Professional services require specialized approaches
Unlike product-based industries where AI adoption often centers on customer behavior prediction, professional services firms face unique constraints around compliance, confidentiality, and brand reputation. "Most AI solutions don't actually work for professional services marketers," Sally notes, explaining why InnovAItion Partners focuses exclusively on this sector. Standard AI marketing tools often ignore the reality that automated content publishing would "get laughed out of the room" by compliance teams at law firms or accounting practices.
The approach becomes particularly relevant for professional services firms that need to navigate compliance requirements while scaling content and business development activities. Most generic AI marketing tools ignore these sector-specific constraints, creating gaps that Sally's specialized approach addresses directly.

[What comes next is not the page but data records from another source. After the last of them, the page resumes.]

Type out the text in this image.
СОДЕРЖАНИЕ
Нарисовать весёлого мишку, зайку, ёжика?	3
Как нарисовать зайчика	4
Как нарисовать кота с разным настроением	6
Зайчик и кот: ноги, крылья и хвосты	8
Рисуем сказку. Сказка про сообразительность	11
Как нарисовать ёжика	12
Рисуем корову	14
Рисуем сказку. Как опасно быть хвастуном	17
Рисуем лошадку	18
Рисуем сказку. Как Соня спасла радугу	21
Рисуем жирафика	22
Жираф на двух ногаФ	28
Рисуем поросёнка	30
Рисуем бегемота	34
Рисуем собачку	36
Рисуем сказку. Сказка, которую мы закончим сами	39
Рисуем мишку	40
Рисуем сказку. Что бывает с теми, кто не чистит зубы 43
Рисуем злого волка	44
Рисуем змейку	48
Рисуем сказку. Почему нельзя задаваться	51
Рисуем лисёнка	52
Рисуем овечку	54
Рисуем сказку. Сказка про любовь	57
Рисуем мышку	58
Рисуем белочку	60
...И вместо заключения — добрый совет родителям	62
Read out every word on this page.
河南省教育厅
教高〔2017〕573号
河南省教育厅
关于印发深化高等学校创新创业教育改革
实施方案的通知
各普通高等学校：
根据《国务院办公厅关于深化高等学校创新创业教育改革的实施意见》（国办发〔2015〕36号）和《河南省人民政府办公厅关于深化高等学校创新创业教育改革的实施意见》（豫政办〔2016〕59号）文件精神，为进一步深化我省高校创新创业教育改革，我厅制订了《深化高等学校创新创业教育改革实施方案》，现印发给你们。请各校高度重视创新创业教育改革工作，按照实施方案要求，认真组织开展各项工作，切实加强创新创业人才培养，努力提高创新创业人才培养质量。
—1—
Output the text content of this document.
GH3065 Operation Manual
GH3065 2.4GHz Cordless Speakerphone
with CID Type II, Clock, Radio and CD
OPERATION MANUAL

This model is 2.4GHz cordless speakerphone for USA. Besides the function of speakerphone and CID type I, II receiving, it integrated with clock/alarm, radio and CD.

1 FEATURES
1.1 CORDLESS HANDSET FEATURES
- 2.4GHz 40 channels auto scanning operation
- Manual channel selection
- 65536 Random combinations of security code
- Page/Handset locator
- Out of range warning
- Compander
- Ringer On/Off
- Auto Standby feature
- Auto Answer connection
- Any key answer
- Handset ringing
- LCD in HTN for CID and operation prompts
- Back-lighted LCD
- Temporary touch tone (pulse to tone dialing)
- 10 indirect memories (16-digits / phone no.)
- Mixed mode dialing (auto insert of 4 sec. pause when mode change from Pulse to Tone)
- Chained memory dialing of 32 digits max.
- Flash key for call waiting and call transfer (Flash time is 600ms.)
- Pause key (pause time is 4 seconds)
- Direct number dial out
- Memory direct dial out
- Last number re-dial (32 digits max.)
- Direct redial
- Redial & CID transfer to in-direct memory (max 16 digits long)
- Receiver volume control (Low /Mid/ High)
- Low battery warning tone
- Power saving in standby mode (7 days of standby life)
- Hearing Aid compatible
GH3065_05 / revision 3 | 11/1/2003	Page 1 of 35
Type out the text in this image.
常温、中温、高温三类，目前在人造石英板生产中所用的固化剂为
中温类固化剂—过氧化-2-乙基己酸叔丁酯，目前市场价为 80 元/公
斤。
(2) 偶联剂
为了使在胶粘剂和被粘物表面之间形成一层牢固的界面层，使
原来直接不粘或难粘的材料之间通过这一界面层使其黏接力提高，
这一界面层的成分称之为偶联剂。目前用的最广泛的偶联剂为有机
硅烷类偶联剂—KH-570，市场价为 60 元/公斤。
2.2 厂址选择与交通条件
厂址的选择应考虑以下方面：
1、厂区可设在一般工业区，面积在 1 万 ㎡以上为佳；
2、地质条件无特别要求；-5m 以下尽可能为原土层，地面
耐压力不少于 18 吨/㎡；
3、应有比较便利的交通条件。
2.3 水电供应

This perspective becomes particularly relevant as AI marketing market research shows unprecedented growth, valued at US$47.32 billion in 2025 and projected to hit US$107.5 billion by 2028. Success increasingly depends on using AI to unlock new strategic possibilities rather than simply automating current workflows.
For professional services firms specifically, Sally argues that AI's greatest value lies in scaling human expertise across formats and channels while maintaining the specialized knowledge that defines these industries. "No matter the use case, human expertise and insight are there as the foundation, but AI helps us scale it across formats and channels," she emphasizes.